CNN/Tribeca ’21: Lady Boss

She must have led an eventful life, since this new documentary profile does not even mention she was bestowed an OBE by the Queen. Frankly, it is more concerned with the aspects of Jackie Collins’ life that were more like her bestselling novels, as her fans will appreciate. Her friends and famous sister recall how she built her brand and lived the glamorous life in Laura Fairrie’s Lady Boss: The Jackie Collins Story, which screens as part of this year’s Tribeca Film Festival, before airing on CNN.

In her teen years, Collins lived in the shadow of her sister Joan, the
Dynasty actress (or maybe you think of her first in the “City on the Edge of Forever” Star Trek episode). The younger Collins also tried to make it in show business, but it just didn’t happen for her. Instead, she opted for her first marriage, which would end tragically for her emotionally troubled husband. Her second husband, Oscar Lerman, was the love of her life, who encouraged her to finish her first novel. And the rest was history.

Her early novels were big hits in the UK, but she became a global bestseller when she moved to Los Angeles and focused on cracking the American market.
Hollywood Wives became the breakout hit she was hoping for. However, Collins was shrewd enough to build on it. No matter what you think of her writing, many subsequent marquee authors have tried to emulate her approach to marketing, publicity, and branding—as best they can.

In fact,
Lady Boss inspires nostalgia for Collins’ salad days of the 1980s. Several of her colleagues in the film liken her to a female Harold Robbins, which is indeed apt. Both wrote Horatio Alger-esque stories, in which their protagonists (men in Robbins’ case, women for Collins) manage to claw their way to wealth and power through their sheer drive and sexual confidence. Unfortunately, there is no place for a successor to either in the current cultural climate, because of puritanical attitudes towards sex and a socialistic contempt for bootstrap-success stories.

Lady Boss
does a nice job of capturing the tenor of Collins’ personal relationships, especially the complicated love and sibling rivalry she shared with sister Joan. Clearly, Fairrie was blessed with access to a treasure trove of Collins’ home movies, as well as the candid participation of her three daughters and famous sister. We also hear a number of professional insights from her agent, publicist, and business manager, all of which Fairrie and editor Joe Carey cut together in a lively and sometimes ironically amusing manner.

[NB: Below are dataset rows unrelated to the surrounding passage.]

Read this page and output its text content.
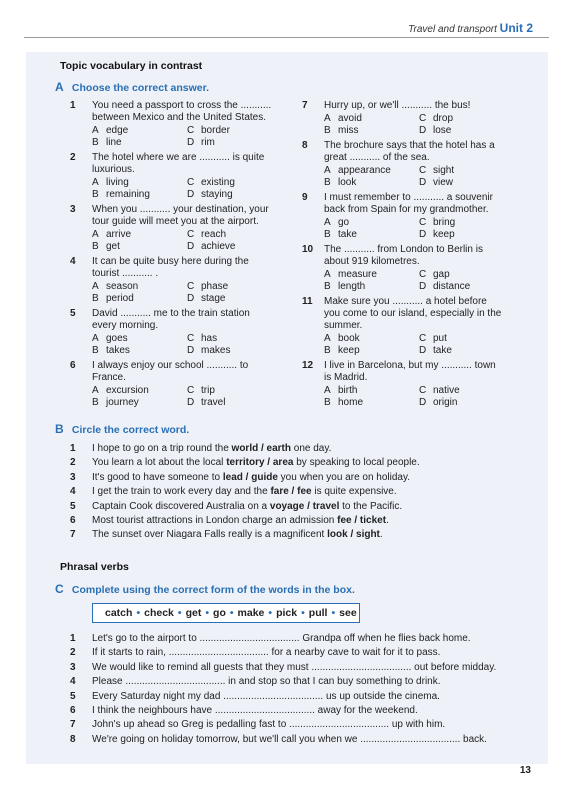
Travel and transport Unit 2
Topic vocabulary in contrast
A Choose the correct answer.
1	You need a passport to cross the ........... between Mexico and the United States.
A edge	C border
B line	D rim
2	The hotel where we are ........... is quite luxurious.
A living	C existing
B remaining	D staying
3	When you ........... your destination, your tour guide will meet you at the airport.
A arrive	C reach
B get	D achieve
4	It can be quite busy here during the tourist ........... .
A season	C phase
B period	D stage
5	David ........... me to the train station every morning.
A goes	C has
B takes	D makes
6	I always enjoy our school ........... to France.
A excursion	C trip
B journey	D travel
7	Hurry up, or we'll ........... the bus!
A avoid	C drop
B miss	D lose
8	The brochure says that the hotel has a great ........... of the sea.
A appearance	C sight
B look	D view
9	I must remember to ........... a souvenir back from Spain for my grandmother.
A go	C bring
B take	D keep
10	The ........... from London to Berlin is about 919 kilometres.
A measure	C gap
B length	D distance
11	Make sure you ........... a hotel before you come to our island, especially in the summer.
A book	C put
B keep	D take
12	I live in Barcelona, but my ........... town is Madrid.
A birth	C native
B home	D origin
B Circle the correct word.
1	I hope to go on a trip round the world / earth one day.
2	You learn a lot about the local territory / area by speaking to local people.
3	It's good to have someone to lead / guide you when you are on holiday.
4	I get the train to work every day and the fare / fee is quite expensive.
5	Captain Cook discovered Australia on a voyage / travel to the Pacific.
6	Most tourist attractions in London charge an admission fee / ticket.
7	The sunset over Niagara Falls really is a magnificent look / sight.
Phrasal verbs
C Complete using the correct form of the words in the box.
catch • check • get • go • make • pick • pull • see
1	Let's go to the airport to .................................... Grandpa off when he flies back home.
2	If it starts to rain, .................................... for a nearby cave to wait for it to pass.
3	We would like to remind all guests that they must .................................... out before midday.
4	Please .................................... in and stop so that I can buy something to drink.
5	Every Saturday night my dad .................................... us up outside the cinema.
6	I think the neighbours have .................................... away for the weekend.
7	John's up ahead so Greg is pedalling fast to .................................... up with him.
8	We're going on holiday tomorrow, but we'll call you when we .................................... back.
13
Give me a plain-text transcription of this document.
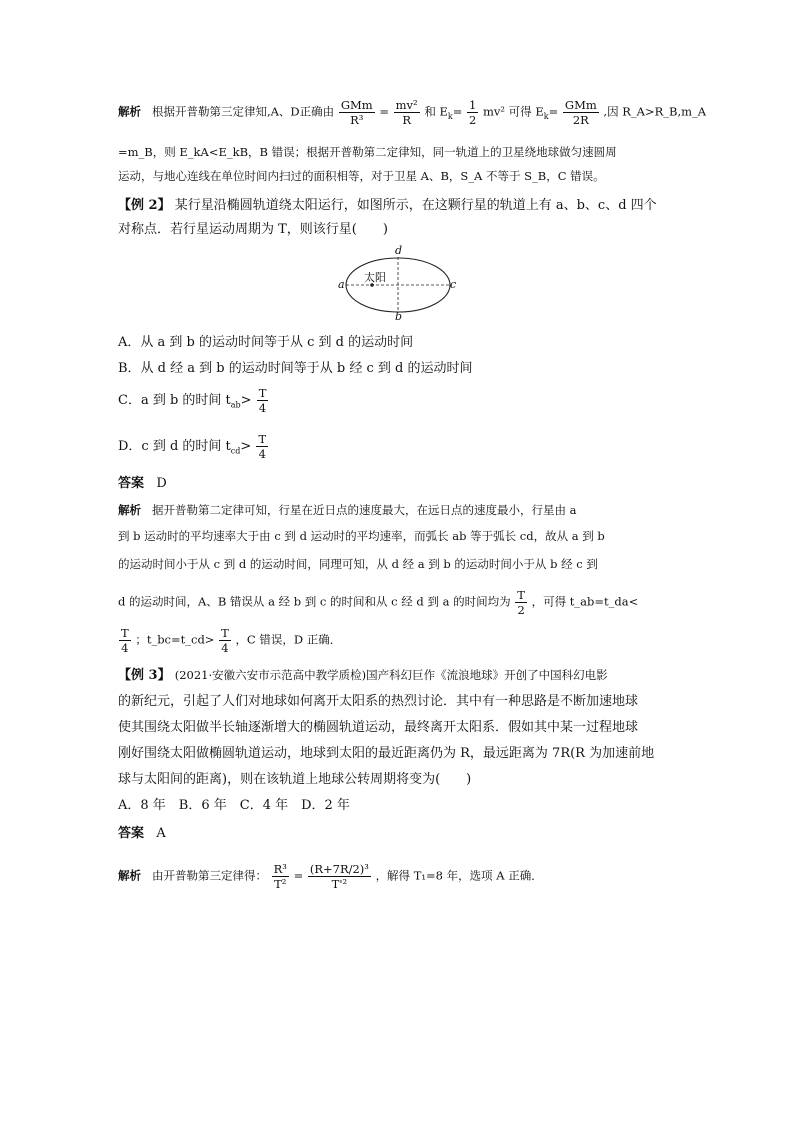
解析 根据开普勒第三定律知,A、D正确由 $\frac{\text{GMm}}{\text{R³}} = \frac{\text{mv²}}{R}$ 和 $E_k= \frac{1}{2} mv^2$ 可得 $E_k= \frac{\text{GMm}}{2R}$ ,因 R_A>R_B,m_A
=m_B，则 E_kA<E_kB，B 错误；根据开普勒第二定律知，同一轨道上的卫星绕地球做匀速圆周
运动，与地心连线在单位时间内扫过的面积相等，对于卫星 A、B，S_A 不等于 S_B，C 错误。
【例 2】 某行星沿椭圆轨道绕太阳运行，如图所示，在这颗行星的轨道上有 a、b、c、d 四个
对称点．若行星运动周期为 T，则该行星(　　)
太阳
a
b
c
d
A．从 a 到 b 的运动时间等于从 c 到 d 的运动时间
B．从 d 经 a 到 b 的运动时间等于从 b 经 c 到 d 的运动时间
C．a 到 b 的时间 $t_{ab}> \frac{T}{4}$
D．c 到 d 的时间 $t_{cd}> \frac{T}{4}$
答案 D
解析 据开普勒第二定律可知，行星在近日点的速度最大，在远日点的速度最小，行星由 a
到 b 运动时的平均速率大于由 c 到 d 运动时的平均速率，而弧长 ab 等于弧长 cd，故从 a 到 b
的运动时间小于从 c 到 d 的运动时间，同理可知，从 d 经 a 到 b 的运动时间小于从 b 经 c 到
d 的运动时间，A、B 错误从 a 经 b 到 c 的时间和从 c 经 d 到 a 的时间均为 $\frac{T}{2}$ ，可得 t_ab=t_da<
$\frac{T}{4}$ ；t_bc=t_cd> $\frac{T}{4}$ ，C 错误，D 正确．
【例 3】 (2021·安徽六安市示范高中教学质检)国产科幻巨作《流浪地球》开创了中国科幻电影
的新纪元，引起了人们对地球如何离开太阳系的热烈讨论．其中有一种思路是不断加速地球
使其围绕太阳做半长轴逐渐增大的椭圆轨道运动，最终离开太阳系．假如其中某一过程地球
刚好围绕太阳做椭圆轨道运动，地球到太阳的最近距离仍为 R，最远距离为 7R(R 为加速前地
球与太阳间的距离)，则在该轨道上地球公转周期将变为(　　)
A．8 年　B．6 年　C．4 年　D．2 年
答案 A
解析 由开普勒第三定律得： $\frac{\text{R³}}{\text{T²}} = \frac{\text{(R+7R/2)³}}{\text{T'²}}$ ，解得 T₁=8 年，选项 A 正确．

Yet, the film never sugarcoats the withering (and sometimes condescending) critical attention directed towards Collins. Initially, she was dismissed for her trashiness, but then she attacked for not conforming to an increasingly woke conception of feminism. Frankly, the hostile crowd she faces during a 1995 TV interview is pretty disgusting to watch.

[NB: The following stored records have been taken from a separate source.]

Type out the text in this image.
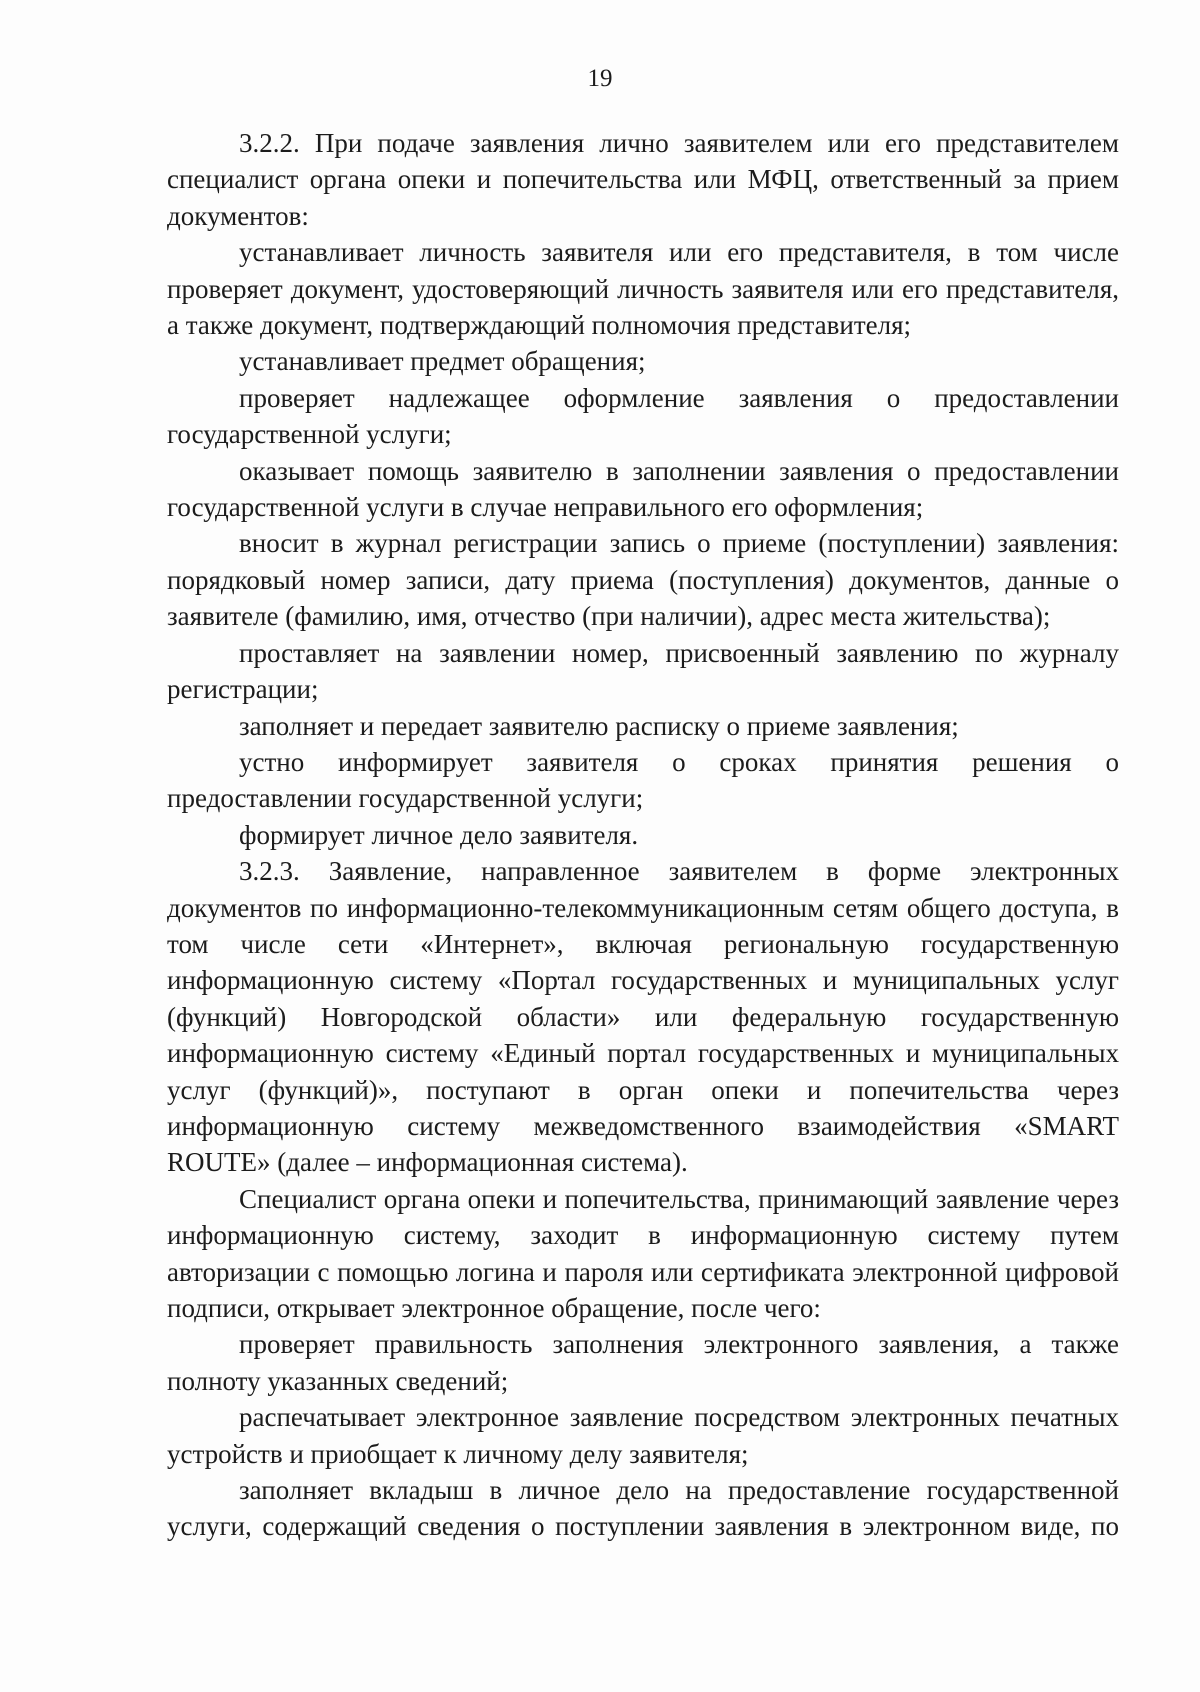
19

3.2.2. При подаче заявления лично заявителем или его представителем специалист органа опеки и попечительства или МФЦ, ответственный за прием документов:

устанавливает личность заявителя или его представителя, в том числе проверяет документ, удостоверяющий личность заявителя или его представителя, а также документ, подтверждающий полномочия представителя;

устанавливает предмет обращения;

проверяет надлежащее оформление заявления о предоставлении государственной услуги;

оказывает помощь заявителю в заполнении заявления о предоставлении государственной услуги в случае неправильного его оформления;

вносит в журнал регистрации запись о приеме (поступлении) заявления: порядковый номер записи, дату приема (поступления) документов, данные о заявителе (фамилию, имя, отчество (при наличии), адрес места жительства);

проставляет на заявлении номер, присвоенный заявлению по журналу регистрации;

заполняет и передает заявителю расписку о приеме заявления;

устно информирует заявителя о сроках принятия решения о предоставлении государственной услуги;

формирует личное дело заявителя.

3.2.3. Заявление, направленное заявителем в форме электронных документов по информационно-телекоммуникационным сетям общего доступа, в том числе сети «Интернет», включая региональную государственную информационную систему «Портал государственных и муниципальных услуг (функций) Новгородской области» или федеральную государственную информационную систему «Единый портал государственных и муниципальных услуг (функций)», поступают в орган опеки и попечительства через информационную систему межведомственного взаимодействия «SMART ROUTE» (далее – информационная система).

Специалист органа опеки и попечительства, принимающий заявление через информационную систему, заходит в информационную систему путем авторизации с помощью логина и пароля или сертификата электронной цифровой подписи, открывает электронное обращение, после чего:

проверяет правильность заполнения электронного заявления, а также полноту указанных сведений;

распечатывает электронное заявление посредством электронных печатных устройств и приобщает к личному делу заявителя;

заполняет вкладыш в личное дело на предоставление государственной услуги, содержащий сведения о поступлении заявления в электронном виде, по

Even if you have never read Collins and probably never will (like some of us here),
Lady Boss will lead to a lot of new found respect for the late novelist. She successfully reinvented herself and changed the publishing industry. The truth is, it is always profitable to revisit the greatness of the 1980s. Recommended as intriguing pop culture history, Lady Boss is available as a Tribeca streaming option through June 23 and premieres Sunday (6/27) on CNN.